Paul Krugman's column today offers the Nobel laureate economist's explanation for the slow economic recovery: "Right now Washington is focused on the idiocy of the sequester, but this is only the latest episode in an unprecedented run of declines in public employment and government purchases that have crippled our economy's recovery."

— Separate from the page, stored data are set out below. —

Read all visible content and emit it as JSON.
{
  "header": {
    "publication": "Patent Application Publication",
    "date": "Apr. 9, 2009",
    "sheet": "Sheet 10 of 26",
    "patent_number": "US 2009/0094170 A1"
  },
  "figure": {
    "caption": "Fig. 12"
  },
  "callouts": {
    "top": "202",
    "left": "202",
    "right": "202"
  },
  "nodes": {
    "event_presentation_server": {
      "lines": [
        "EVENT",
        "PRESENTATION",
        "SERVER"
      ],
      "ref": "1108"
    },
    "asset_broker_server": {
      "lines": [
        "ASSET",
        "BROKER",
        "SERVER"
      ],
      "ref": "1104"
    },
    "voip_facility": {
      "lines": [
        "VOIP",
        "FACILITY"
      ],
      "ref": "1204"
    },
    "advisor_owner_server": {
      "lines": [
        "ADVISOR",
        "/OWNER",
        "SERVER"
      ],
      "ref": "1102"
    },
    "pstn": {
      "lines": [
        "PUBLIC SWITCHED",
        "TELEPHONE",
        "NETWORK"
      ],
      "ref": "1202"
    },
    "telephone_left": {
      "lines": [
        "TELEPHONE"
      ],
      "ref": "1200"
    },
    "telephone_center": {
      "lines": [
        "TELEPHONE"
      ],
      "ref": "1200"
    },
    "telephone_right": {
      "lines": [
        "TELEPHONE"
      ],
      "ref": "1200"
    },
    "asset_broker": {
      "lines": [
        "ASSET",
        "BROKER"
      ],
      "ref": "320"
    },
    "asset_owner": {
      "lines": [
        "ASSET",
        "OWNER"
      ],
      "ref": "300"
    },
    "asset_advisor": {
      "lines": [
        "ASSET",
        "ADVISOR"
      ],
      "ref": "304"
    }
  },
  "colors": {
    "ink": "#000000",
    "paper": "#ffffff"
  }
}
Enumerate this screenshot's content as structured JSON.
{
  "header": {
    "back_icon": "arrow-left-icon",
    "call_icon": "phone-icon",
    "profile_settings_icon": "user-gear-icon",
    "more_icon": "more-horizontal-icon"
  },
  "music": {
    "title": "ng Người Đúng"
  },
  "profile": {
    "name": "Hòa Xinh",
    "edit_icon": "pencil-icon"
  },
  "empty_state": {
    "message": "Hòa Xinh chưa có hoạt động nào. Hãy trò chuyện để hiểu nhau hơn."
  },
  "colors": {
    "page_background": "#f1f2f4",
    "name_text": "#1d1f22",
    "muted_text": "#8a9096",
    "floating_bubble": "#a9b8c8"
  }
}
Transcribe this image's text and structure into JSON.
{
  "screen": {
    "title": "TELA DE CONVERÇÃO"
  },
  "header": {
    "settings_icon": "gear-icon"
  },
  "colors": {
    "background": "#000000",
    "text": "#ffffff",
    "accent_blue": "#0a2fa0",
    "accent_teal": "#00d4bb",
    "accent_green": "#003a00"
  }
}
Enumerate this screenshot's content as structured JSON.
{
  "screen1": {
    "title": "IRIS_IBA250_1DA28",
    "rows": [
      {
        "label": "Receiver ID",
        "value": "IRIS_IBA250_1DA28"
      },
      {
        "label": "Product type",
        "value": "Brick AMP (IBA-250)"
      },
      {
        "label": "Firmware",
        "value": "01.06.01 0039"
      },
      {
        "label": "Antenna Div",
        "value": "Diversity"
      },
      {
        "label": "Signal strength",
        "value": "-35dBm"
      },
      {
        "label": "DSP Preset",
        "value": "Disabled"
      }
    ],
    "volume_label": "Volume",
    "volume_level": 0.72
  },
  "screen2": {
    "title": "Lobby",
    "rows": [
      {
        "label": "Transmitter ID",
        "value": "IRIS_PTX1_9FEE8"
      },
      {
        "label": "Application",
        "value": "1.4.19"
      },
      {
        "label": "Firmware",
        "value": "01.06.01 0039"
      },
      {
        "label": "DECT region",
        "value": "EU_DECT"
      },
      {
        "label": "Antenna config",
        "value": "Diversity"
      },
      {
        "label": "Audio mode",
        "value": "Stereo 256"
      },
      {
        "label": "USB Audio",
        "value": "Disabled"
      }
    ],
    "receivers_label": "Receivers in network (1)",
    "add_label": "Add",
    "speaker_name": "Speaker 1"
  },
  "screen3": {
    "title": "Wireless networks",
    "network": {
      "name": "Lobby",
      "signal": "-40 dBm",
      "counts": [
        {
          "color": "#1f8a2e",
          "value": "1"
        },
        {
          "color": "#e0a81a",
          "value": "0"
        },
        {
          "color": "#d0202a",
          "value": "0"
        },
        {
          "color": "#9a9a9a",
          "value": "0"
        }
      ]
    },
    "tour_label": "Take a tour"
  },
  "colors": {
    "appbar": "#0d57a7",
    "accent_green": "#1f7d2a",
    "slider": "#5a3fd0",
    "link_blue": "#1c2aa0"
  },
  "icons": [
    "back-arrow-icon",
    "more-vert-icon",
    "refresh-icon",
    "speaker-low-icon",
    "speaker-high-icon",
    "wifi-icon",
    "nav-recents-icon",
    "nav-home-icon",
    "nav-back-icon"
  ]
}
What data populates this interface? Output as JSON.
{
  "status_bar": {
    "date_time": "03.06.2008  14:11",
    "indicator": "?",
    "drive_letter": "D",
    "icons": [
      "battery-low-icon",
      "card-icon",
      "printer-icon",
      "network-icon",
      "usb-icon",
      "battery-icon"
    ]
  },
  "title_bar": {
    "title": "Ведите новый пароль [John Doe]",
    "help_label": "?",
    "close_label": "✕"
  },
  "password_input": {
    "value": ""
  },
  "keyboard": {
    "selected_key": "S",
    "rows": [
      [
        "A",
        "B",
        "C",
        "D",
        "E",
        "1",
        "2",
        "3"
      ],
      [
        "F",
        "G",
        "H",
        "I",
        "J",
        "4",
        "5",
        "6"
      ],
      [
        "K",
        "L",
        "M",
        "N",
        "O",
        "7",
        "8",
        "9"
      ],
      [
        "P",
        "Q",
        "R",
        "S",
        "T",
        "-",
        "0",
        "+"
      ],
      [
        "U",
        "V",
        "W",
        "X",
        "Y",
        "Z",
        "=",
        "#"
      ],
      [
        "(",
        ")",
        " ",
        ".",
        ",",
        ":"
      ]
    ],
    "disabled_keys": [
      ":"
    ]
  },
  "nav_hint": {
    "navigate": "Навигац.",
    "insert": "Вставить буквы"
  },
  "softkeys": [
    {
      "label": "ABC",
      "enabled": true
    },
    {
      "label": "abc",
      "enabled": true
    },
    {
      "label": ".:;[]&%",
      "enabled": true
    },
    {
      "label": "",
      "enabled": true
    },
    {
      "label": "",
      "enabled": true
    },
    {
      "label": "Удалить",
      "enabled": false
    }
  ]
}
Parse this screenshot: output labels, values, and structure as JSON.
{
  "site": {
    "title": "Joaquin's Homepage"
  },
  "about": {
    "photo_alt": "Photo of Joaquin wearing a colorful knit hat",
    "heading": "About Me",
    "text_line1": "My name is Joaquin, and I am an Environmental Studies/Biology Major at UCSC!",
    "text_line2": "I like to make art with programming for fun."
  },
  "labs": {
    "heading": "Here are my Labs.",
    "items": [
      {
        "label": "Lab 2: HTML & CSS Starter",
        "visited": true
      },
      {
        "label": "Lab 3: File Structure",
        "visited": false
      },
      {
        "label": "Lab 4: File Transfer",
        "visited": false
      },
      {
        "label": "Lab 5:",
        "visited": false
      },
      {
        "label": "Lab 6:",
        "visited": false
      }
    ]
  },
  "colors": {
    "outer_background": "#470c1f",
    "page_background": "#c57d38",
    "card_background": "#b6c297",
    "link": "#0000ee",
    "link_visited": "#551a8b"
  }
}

Here is the unprecedented decline in public employment to which Professor Krugman refers, according to the seasonally adjusted data from the Labor Department's Current Employment Statistics survey:
Year | Number of Government (federal, state, and local) employees in December |
2004 | 21,693,000 |
2005 | 21,879,000 |
2006 | 22,088,000 |
2007 | 22,376,000 |
2008 | 22,556,000 |
2009 | 22,480,000 |
2010 | 22,267,000 |
2011 | 21,950,000 |
2012 | 21,873,000 (preliminary) |
After what Professor Krugman calls the "unprecedented run of declines in public employment," there were still 180,000 more government employees in December of 2012 than there were in December of 2004. On a percentage basis, the decline from 22.6 million government employees at the 2008 peak to 21.9 million government employees at the 2012 low (3 percent!) seems hardly large enough to be as crippling as Professor Krugman claims it has been. On a percentage basis, it's not unprecedented, either; government employment fell to 15.9 million in July 1982 from 16.6 million in April 1980, a steeper decline (four percent) over a shorter time span. Professor Krugman's claim that the decline in public employment is unprecedented is inaccurate.
Professor Krugman calls policies he disagrees with "idiocy," but here at Smarterimes we have a more civil and modulated tone, so we won't characterize the professor's column other than to say that it's inaccurate and we disagree with it.